A Massachusetts judge sided with three Afghanistan war veterans who filed a lawsuit against the state, after being denied "Welcome Home" bonuses because of their other-than-honorable military discharges.
In a decision handed down Wednesday, Associate Justice Michael Ricciuti ordered the Massachusetts Veterans' Bonus Appeal Board to reconsider rejecting the veterans. Lawyers in the case estimate that beyond their three clients, the decision means that about 4,000 Massachusetts veterans are now eligible for the bonuses.
"Veterans with bad paper discharges are among the most at-risk veterans and yet are often told that they are ineligible for traditional veteran services and programs," said Laurel Fresquez, an attorney who represented the three veterans. "Thanks to this decision and these three veterans, thousands of Massachusetts veterans will finally have a right to some recognition for their honorable service to our country."
The Massachusetts legislature created the Welcome Home Bonus in 2005 for post-9/11 service members. Under the program, people who deployed to Iraq or Afghanistan -- and lived in Massachusetts for a period of least six months before enlisting -- are eligible to apply for a one-time, tax-free $1,000 bonus. The program is run by the state treasury.
Jeffrey Machado, Washington Santos and Herik Espinosa -- three Army veterans named in the lawsuit -- each completed enlistments and re-joined multiple times. They applied for the Welcome Home Bonus and were denied by the treasury and then the Veterans' Bonus Appeal Board, which argued their other-than-honorable discharges from their final enlistments made them ineligible.
Machado, Santos and Espinosa, represented by student attorneys at Harvard Law School's Veterans Legal Clinic, filed a lawsuit in 2017 in Massachusetts Superior Court. In the complaint, they argued the board should take into consideration their prior enlistments, which they completed honorably.
The judge agreed, calling the state's denial "erroneous as a matter of law, arbitrary and capricious." He said the board's decision to deny the benefit disincentivized service members from enlisting multiple times.
"The Bonus Law was designed to reward service to the country," Ricciuti's order reads. "The board's reading would penalize such service for military members who voluntarily remain in combat, a result at odds with the legislature's intent."
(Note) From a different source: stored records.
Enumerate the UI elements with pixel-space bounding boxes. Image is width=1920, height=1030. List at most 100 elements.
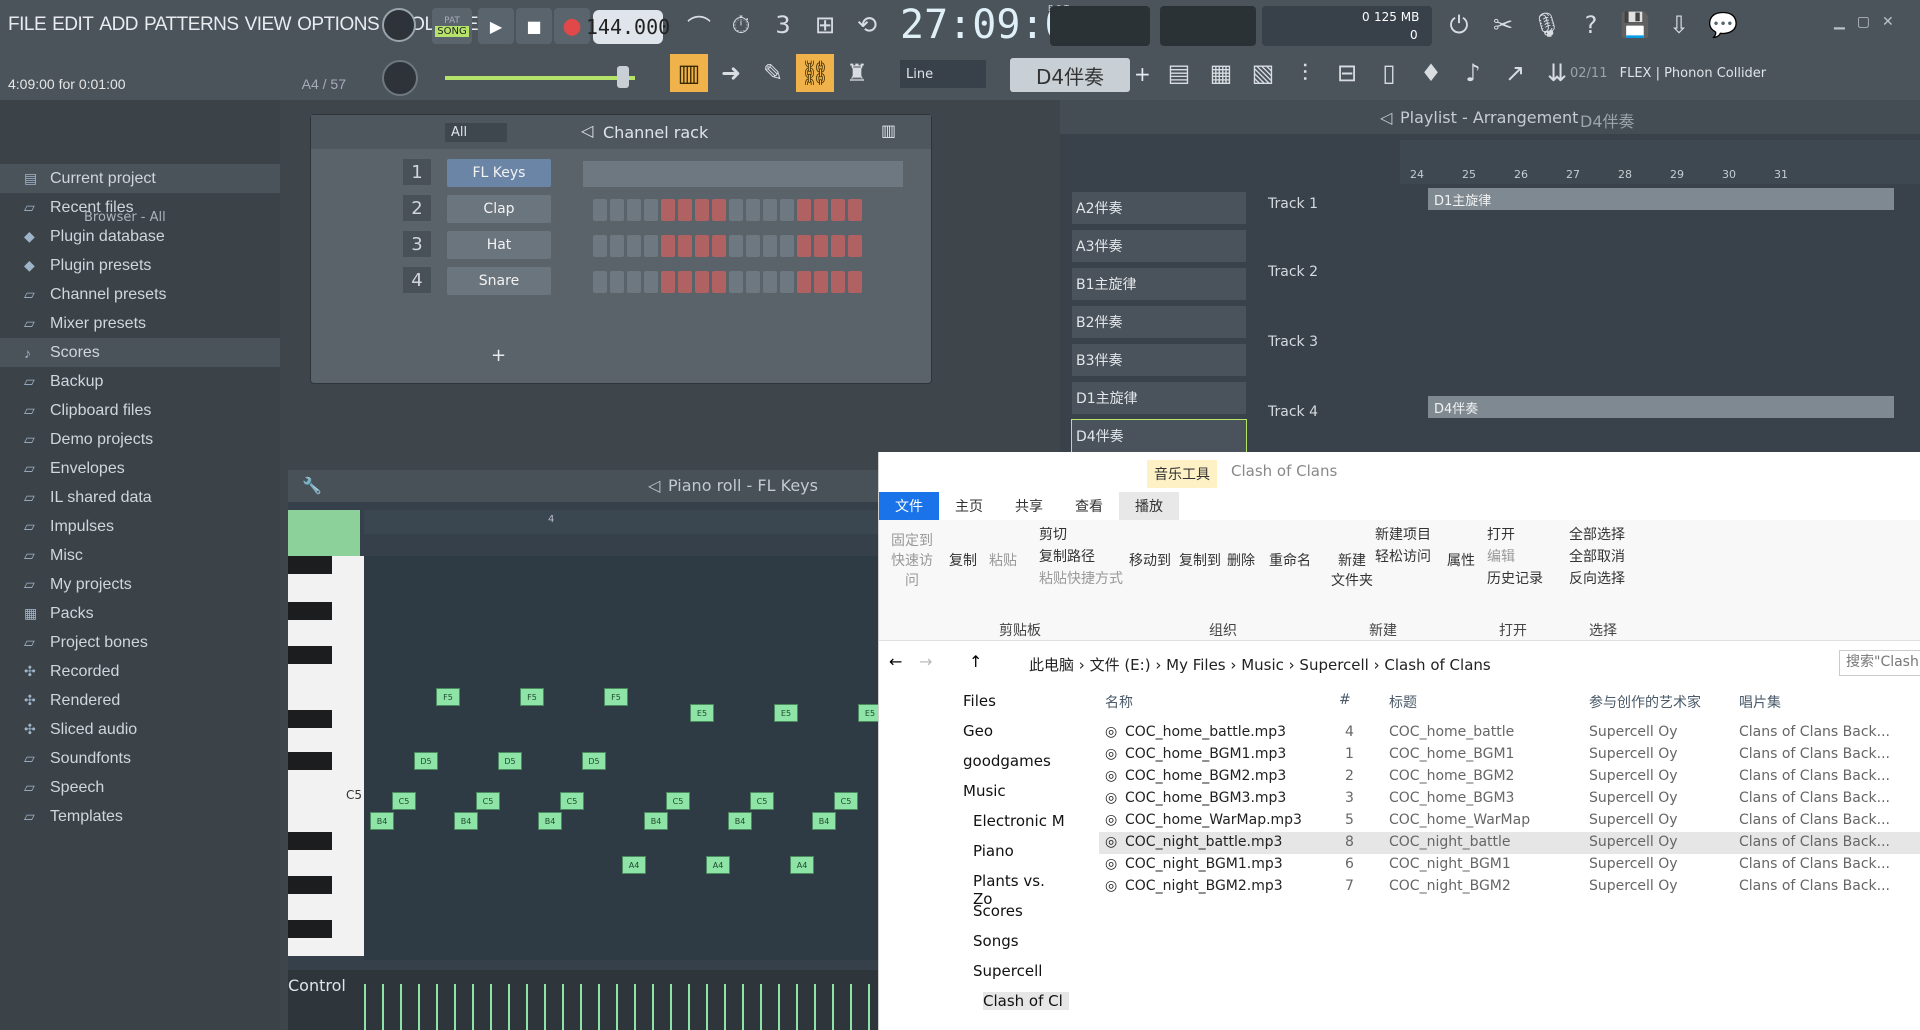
note[interactable]: B4 (644, 812, 668, 830)
paste-shortcut-button[interactable]: 粘贴快捷方式 (1039, 568, 1123, 588)
note[interactable]: A4 (622, 856, 646, 874)
new-item-button[interactable]: 新建项目 (1375, 524, 1431, 544)
note[interactable]: A4 (706, 856, 730, 874)
note[interactable]: C5 (666, 792, 690, 810)
track-label[interactable]: Track 2 (1268, 264, 1318, 280)
minimize-icon[interactable]: ▁ (1834, 14, 1845, 30)
table-row[interactable]: ◎ COC_home_BGM1.mp3 1 COC_home_BGM1 Supe… (1099, 744, 1920, 766)
note[interactable]: D5 (414, 752, 438, 770)
browser-item-speech[interactable]: ▱ Speech (0, 773, 280, 802)
plugin-info[interactable]: 02/11 FLEX | Phonon Collider (1570, 66, 1766, 81)
table-row[interactable]: ◎ COC_home_BGM2.mp3 2 COC_home_BGM2 Supe… (1099, 766, 1920, 788)
col-name[interactable]: 名称 (1105, 692, 1133, 712)
breadcrumb-item[interactable]: Supercell (1299, 656, 1368, 674)
timeline-ruler[interactable]: 4 (364, 510, 880, 534)
note[interactable]: C5 (560, 792, 584, 810)
browser-item-sliced-audio[interactable]: ✣ Sliced audio (0, 715, 280, 744)
pattern-selector[interactable]: D4伴奏 (1010, 58, 1130, 92)
note-grid[interactable]: F5 F5 F5 E5 E5 E5 D5 D5 D5 C5 C5 C5 C5 C… (364, 556, 882, 960)
note[interactable]: F5 (436, 688, 460, 706)
copy-button[interactable]: 复制 (949, 550, 977, 570)
master-volume-slider[interactable] (445, 76, 635, 80)
select-none-button[interactable]: 全部取消 (1569, 546, 1625, 566)
piano-keyboard[interactable]: C5 (288, 556, 364, 956)
browser-item-impulses[interactable]: ▱ Impulses (0, 512, 280, 541)
wait-input-icon[interactable]: ⏱ (722, 6, 760, 44)
breadcrumb-item[interactable]: Clash of Clans (1384, 656, 1490, 674)
master-volume-knob[interactable] (382, 8, 416, 42)
pattern-item[interactable]: B2伴奏 (1072, 306, 1246, 338)
channel-number[interactable]: 2 (403, 195, 431, 221)
pattern-item[interactable]: D4伴奏 (1071, 419, 1247, 453)
loop-record-icon[interactable]: ⟲ (848, 6, 886, 44)
pat-song-toggle[interactable]: PAT SONG (432, 8, 472, 44)
tab-file[interactable]: 文件 (879, 492, 939, 520)
music-tools-tab[interactable]: 音乐工具 (1147, 460, 1217, 488)
track-label[interactable]: Track 4 (1268, 404, 1318, 420)
paste-button[interactable]: 粘贴 (989, 550, 1017, 570)
nav-item[interactable]: Piano (973, 842, 1014, 860)
channel-number[interactable]: 4 (403, 267, 431, 293)
channel-name[interactable]: Snare (447, 267, 551, 295)
channel-name[interactable]: FL Keys (447, 159, 551, 187)
back-icon[interactable]: ← (889, 652, 902, 671)
breadcrumb-item[interactable]: My Files (1166, 656, 1226, 674)
export-icon[interactable]: ⇩ (1660, 6, 1698, 44)
microphone-icon[interactable]: 🎙 (1528, 6, 1566, 44)
browser-item-il-shared-data[interactable]: ▱ IL shared data (0, 483, 280, 512)
channel-filter[interactable]: All (445, 123, 508, 142)
browser-item-current-project[interactable]: ▤ Current project (0, 164, 280, 193)
document-icon[interactable]: ▯ (1370, 54, 1408, 92)
table-row[interactable]: ◎ COC_home_battle.mp3 4 COC_home_battle … (1099, 722, 1920, 744)
link-icon[interactable]: ⛓ (796, 54, 834, 92)
breadcrumb-item[interactable]: Music (1241, 656, 1284, 674)
maximize-icon[interactable]: ▢ (1857, 14, 1870, 30)
breadcrumb[interactable]: 此电脑 › 文件 (E:) › My Files › Music › Super… (1029, 654, 1491, 675)
browser-item-demo-projects[interactable]: ▱ Demo projects (0, 425, 280, 454)
tab-share[interactable]: 共享 (999, 492, 1059, 520)
browser-item-rendered[interactable]: ✣ Rendered (0, 686, 280, 715)
tab-play[interactable]: 播放 (1119, 492, 1179, 520)
history-button[interactable]: 历史记录 (1487, 568, 1543, 588)
up-icon[interactable]: ↑ (969, 652, 982, 671)
invert-selection-button[interactable]: 反向选择 (1569, 568, 1625, 588)
piano-roll-icon[interactable]: ▥ (670, 54, 708, 92)
pattern-item[interactable]: A2伴奏 (1072, 192, 1246, 224)
step-sequencer[interactable] (593, 271, 862, 293)
nav-item[interactable]: Music (963, 782, 1006, 800)
menu-add[interactable]: ADD (99, 14, 138, 36)
mixer-icon[interactable]: ▧ (1244, 54, 1282, 92)
channel-number[interactable]: 3 (403, 231, 431, 257)
tempo-display[interactable]: 144.000 (586, 10, 670, 44)
song-time[interactable]: 27:09:01 (900, 2, 1093, 50)
control-lane[interactable]: Control (288, 970, 880, 1030)
browser-item-plugin-presets[interactable]: ◆ Plugin presets (0, 251, 280, 280)
browser-item-scores[interactable]: ♪ Scores (0, 338, 280, 367)
track-label[interactable]: Track 3 (1268, 334, 1318, 350)
playlist-icon[interactable]: ▤ (1160, 54, 1198, 92)
breadcrumb-item[interactable]: 文件 (E:) (1090, 656, 1151, 674)
browser-item-backup[interactable]: ▱ Backup (0, 367, 280, 396)
playlist-clip[interactable]: D1主旋律 (1428, 188, 1894, 210)
help-icon[interactable]: ? (1572, 6, 1610, 44)
save-icon[interactable]: 💾 (1616, 6, 1654, 44)
countdown-icon[interactable]: 3 (764, 6, 802, 44)
note[interactable]: B4 (538, 812, 562, 830)
note[interactable]: E5 (774, 704, 798, 722)
browser-item-channel-presets[interactable]: ▱ Channel presets (0, 280, 280, 309)
note[interactable]: B4 (728, 812, 752, 830)
tab-view[interactable]: 查看 (1059, 492, 1119, 520)
browser-item-clipboard-files[interactable]: ▱ Clipboard files (0, 396, 280, 425)
browser-item-recent-files[interactable]: ▱ Recent files (0, 193, 280, 222)
nav-item[interactable]: Geo (963, 722, 993, 740)
track-label[interactable]: Track 1 (1268, 196, 1318, 212)
browser-item-templates[interactable]: ▱ Templates (0, 802, 280, 831)
tab-home[interactable]: 主页 (939, 492, 999, 520)
browser-item-envelopes[interactable]: ▱ Envelopes (0, 454, 280, 483)
note[interactable]: F5 (604, 688, 628, 706)
channel-name[interactable]: Clap (447, 195, 551, 223)
easy-access-button[interactable]: 轻松访问 (1375, 546, 1431, 566)
nav-item-selected[interactable]: Clash of Cl (983, 992, 1069, 1010)
browser-item-packs[interactable]: ▦ Packs (0, 599, 280, 628)
table-row[interactable]: ◎ COC_night_BGM1.mp3 6 COC_night_BGM1 Su… (1099, 854, 1920, 876)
In a statement Sunday, Machado, the lead plaintiff, said the decision meant more than the $1,000 - it was a symbolic win for veterans with other-than-honorable discharges.
Those discharges, known as "bad paper," can prevent veterans from receiving federal assistance, such as Department of Veterans Affairs health care, disability payments, education and housing. Some lawmakers and veteran advocates have long argued servicemembers with bad paper were, in many cases, unjustly released from the military because of mental health issues.
The Government Accountability Office released findings in 2017 that the Defense Department separated approximately 92,000 service members for misconduct from 2011 through 2015, and 57,000 of them were diagnosed with post-traumatic stress disorder, traumatic brain injury or other conditions that can change service members' moods and behaviors and lead to disciplinary problems.